The DODO decentralized exchange has reported an exploit in which a number of its liquidity pools were attacked.
The Chinese-based DODO automated market maker has reported that several of its version 2 crowdpools were attacked on March 8. It stated that the WSZO, WCRES, ETHA, and FUSI pools were impacted, while AC pool funds have been fully recovered.
DeFi Prime revealed that the offending transactions totaled $2.1 million.
Version 1 Pools Safe
DODO, which launched in August 2020, added that funds in all other pools, including all V1 and all non-Crowdpool V2 pools, are safe;
“As a precautionary measure, we have temporarily disabled the pool creation portal on DODO. Meanwhile, we are working closely with our security partner to recover the funds. We will provide more information as soon as it becomes available.”
There was very little other information available on the exploit at the time of press.
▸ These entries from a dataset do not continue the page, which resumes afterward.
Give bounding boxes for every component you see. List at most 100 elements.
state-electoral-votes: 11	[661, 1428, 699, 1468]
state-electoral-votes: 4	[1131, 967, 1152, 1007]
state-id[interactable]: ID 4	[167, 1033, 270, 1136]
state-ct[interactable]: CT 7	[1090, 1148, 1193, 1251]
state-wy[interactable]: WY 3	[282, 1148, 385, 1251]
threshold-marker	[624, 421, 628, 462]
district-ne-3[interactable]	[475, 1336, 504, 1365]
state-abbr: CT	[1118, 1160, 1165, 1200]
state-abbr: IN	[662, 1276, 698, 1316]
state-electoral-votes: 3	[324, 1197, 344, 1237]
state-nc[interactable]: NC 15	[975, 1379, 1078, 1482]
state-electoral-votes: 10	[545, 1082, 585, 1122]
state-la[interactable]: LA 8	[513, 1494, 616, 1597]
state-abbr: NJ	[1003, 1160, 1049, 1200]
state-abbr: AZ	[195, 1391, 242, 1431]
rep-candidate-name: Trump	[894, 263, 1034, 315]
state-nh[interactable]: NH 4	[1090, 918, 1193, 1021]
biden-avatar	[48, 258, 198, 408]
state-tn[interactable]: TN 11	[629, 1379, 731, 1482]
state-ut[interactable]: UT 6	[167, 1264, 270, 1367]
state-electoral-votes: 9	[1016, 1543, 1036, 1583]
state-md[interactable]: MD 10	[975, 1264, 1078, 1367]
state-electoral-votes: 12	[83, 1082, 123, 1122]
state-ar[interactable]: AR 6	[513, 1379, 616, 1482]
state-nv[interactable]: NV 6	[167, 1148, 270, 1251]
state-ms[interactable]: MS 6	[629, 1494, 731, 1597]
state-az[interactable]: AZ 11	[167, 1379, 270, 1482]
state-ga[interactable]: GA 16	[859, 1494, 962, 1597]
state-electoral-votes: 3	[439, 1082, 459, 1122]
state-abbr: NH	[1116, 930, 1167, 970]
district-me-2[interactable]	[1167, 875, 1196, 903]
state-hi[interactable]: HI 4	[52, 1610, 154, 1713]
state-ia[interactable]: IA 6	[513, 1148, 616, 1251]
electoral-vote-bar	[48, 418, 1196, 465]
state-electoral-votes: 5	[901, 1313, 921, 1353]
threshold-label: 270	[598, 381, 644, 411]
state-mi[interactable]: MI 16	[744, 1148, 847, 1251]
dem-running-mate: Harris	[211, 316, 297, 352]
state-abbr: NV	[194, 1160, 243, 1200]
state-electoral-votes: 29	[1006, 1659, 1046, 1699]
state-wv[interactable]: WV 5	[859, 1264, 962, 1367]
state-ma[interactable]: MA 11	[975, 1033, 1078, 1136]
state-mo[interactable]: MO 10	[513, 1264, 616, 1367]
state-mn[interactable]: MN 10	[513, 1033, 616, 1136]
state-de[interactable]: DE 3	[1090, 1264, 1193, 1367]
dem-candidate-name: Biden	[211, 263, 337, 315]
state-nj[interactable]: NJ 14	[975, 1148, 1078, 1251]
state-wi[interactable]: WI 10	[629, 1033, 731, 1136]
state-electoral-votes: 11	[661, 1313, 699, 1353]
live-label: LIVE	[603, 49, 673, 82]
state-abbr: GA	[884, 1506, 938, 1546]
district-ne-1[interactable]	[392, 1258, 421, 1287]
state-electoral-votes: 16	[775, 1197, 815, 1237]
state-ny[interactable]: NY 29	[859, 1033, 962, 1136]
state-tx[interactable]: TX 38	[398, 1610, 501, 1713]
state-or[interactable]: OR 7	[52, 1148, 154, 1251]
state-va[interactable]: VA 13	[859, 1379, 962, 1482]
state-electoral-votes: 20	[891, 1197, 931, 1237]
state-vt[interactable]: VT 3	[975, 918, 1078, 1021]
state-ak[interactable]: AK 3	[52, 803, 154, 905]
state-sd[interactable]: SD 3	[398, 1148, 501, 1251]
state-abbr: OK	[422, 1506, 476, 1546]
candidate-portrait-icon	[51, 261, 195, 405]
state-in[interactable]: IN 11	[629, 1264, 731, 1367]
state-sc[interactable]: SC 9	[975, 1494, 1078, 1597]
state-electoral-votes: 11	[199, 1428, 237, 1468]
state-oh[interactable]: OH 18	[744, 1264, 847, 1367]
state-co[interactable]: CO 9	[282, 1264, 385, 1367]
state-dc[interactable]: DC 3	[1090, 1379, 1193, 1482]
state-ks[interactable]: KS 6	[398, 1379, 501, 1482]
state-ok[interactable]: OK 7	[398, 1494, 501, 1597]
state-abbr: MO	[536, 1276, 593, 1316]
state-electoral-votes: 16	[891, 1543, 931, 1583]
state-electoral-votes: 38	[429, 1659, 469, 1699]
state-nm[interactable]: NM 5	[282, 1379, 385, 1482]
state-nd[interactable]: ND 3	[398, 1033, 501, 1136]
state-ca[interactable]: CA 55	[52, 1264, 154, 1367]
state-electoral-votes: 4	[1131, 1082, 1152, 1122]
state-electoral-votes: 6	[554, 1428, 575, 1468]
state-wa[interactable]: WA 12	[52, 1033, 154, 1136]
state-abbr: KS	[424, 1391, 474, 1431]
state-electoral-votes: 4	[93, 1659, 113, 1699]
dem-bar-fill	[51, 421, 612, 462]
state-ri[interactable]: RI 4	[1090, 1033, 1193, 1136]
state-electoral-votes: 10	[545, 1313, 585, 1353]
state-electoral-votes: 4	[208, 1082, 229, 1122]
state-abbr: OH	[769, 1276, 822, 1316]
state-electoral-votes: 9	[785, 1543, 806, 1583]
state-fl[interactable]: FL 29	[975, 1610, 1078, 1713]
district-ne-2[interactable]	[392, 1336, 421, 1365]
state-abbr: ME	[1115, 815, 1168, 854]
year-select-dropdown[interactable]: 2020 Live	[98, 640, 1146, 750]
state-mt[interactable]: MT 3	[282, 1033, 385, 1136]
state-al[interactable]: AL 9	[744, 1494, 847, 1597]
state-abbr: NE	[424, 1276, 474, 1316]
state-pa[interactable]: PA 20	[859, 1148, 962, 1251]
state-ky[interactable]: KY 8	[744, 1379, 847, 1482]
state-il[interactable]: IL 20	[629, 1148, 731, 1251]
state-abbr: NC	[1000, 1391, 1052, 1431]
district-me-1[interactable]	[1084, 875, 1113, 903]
Managing partner at Puzzle Ventures, Jerry Zhou, stated that he has full confidence in the DODO team and its ability to recover the funds.
“I can understand some investors and crowdpooling projects feel frustrated about DODO, but you should know the road is never smooth. As far as I know, they have made significant progress in recovering the funds. I believe they will show a good result in the end.”
There have been a number of DeFi related exploits so far this year including Saddle Finance which was attacked on its launch day. The Furucombo DEX lost $15 million in February and the PAID Network was also attacked on March 5.
DODO Price Reaction
The exchange’s native token of the same name has weathered the storm so far. It remains trading flat on the day at a little over $4.
DODO took a 7% hit over the past seven days but is still up 150% over the past month. The token hit an all-time high of $8 on Feb. 20. This was just one day after Binance launched liquidity farming incentives for the project.
According to DeFi Pulse, the Binance Smart Chain-based DEX has a total value locked of around $40 million. It took a slide of around 38% in the hours following the digital incursion as panic liquidations ensued.